Buying protection on an illiquid index will be expensive. You may not want to take the risk that buying the protection from Credit Suisse, JP Morgan, or some other firm will cost more than what you charged Paulson for it. You may have hedged the risk, but you have a P&L issue as a result. These assets were not on Goldman’s balance sheet, so no bulk loan/securities sale would work. You’re really left with exiting the position by creating a CDO. Bringing the CDO to market also has the benefit of generating a positive contribution to the P&L, even if it’s only a modest contribution. The real goal is to off-load the synthetic long position you created by selling the CDS to Paulson in the first place.
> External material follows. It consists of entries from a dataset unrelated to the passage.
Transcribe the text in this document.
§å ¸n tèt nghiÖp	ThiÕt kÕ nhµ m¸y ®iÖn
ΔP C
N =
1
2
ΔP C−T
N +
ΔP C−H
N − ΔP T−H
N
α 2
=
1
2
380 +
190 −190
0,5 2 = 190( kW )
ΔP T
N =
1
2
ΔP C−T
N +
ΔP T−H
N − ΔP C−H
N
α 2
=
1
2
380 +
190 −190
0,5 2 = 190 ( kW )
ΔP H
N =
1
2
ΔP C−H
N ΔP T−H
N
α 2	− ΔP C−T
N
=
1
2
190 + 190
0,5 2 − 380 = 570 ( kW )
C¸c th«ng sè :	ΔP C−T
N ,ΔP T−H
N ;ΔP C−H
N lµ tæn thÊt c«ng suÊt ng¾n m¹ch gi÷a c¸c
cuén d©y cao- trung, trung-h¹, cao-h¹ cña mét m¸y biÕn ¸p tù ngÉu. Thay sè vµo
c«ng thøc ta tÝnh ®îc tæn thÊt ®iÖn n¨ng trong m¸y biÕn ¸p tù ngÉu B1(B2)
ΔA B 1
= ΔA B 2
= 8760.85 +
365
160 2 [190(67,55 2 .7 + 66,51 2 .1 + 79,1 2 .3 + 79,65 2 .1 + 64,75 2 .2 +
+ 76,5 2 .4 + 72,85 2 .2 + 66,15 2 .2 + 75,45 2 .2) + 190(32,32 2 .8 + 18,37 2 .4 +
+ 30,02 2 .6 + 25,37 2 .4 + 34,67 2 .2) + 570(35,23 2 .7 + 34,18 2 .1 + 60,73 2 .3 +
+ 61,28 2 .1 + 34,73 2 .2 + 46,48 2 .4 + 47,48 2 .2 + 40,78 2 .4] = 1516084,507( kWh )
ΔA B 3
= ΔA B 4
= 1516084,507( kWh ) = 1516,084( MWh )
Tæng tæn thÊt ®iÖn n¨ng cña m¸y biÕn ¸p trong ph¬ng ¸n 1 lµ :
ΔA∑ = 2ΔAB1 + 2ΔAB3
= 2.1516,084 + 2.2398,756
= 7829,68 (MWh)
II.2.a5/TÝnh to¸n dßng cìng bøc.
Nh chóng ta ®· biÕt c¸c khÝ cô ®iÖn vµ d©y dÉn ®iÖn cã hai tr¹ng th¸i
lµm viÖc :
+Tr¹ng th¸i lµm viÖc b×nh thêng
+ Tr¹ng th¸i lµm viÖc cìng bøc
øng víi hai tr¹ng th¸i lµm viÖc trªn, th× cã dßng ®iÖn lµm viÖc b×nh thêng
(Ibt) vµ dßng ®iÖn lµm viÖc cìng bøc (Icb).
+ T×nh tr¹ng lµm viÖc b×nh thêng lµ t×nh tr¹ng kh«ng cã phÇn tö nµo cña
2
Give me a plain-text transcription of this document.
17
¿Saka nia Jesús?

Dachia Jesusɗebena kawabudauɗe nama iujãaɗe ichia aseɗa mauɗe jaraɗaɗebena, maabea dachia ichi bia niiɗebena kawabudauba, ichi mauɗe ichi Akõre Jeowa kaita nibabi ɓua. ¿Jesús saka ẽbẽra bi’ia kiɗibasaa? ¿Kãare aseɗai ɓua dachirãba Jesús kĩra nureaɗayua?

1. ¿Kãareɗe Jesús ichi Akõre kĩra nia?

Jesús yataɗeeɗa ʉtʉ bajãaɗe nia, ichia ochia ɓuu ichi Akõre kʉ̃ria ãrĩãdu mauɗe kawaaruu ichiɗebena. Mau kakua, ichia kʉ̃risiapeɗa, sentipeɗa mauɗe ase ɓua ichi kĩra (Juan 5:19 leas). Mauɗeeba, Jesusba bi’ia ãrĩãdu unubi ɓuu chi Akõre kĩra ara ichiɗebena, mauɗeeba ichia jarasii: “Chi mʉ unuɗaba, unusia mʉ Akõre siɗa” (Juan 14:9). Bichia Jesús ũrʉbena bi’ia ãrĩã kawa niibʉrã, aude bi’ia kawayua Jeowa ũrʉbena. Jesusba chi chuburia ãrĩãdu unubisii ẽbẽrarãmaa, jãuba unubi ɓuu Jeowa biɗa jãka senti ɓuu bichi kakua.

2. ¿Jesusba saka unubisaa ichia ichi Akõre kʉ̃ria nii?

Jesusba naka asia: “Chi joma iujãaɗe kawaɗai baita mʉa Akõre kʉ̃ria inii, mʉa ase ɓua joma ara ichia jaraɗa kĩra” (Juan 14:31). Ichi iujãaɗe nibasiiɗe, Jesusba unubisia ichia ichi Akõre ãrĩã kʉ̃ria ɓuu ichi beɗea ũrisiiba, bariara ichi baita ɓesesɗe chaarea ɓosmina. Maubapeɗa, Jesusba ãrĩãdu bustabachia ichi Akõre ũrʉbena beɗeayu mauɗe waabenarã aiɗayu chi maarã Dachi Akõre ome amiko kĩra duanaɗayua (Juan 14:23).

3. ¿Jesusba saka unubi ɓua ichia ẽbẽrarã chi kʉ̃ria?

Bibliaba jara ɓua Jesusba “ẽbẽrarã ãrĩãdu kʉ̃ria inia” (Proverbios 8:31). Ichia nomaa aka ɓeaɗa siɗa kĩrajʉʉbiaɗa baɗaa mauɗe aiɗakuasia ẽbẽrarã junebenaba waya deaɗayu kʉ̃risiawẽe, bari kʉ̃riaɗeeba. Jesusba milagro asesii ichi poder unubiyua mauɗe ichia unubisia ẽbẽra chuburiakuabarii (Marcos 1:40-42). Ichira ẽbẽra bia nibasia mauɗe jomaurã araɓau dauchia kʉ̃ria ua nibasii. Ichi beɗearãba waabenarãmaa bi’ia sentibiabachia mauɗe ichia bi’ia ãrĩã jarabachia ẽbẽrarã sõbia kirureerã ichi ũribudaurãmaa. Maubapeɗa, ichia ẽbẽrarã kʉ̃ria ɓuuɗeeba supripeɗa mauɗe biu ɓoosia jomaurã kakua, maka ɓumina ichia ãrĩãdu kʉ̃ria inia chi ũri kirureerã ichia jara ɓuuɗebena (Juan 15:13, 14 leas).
I’m not a Goldman apologist. I’m pretty sure they made some bad decisions in this situation, namely getting too chummy with a client to get additional deals/trades to work for them. The disclosure issue? Is it a case of withholding information or if they did disclose it, would that have been a case of releasing MNPI? I don’t know, but it seems to me the case is far from a slam dunk for either side.
As for AIG? I still remember this quote from Andrew Ross Sorkin’s “Too Big To Fail” from Sam Cassano at AIG’s Financial Products unit:
My brother works at Goldman, and he’s an idiot!
Ah, Sam… Really? If that’s true, that pretty much makes you full-retard. $6bn in wrap guarantees? What were you guys thinking?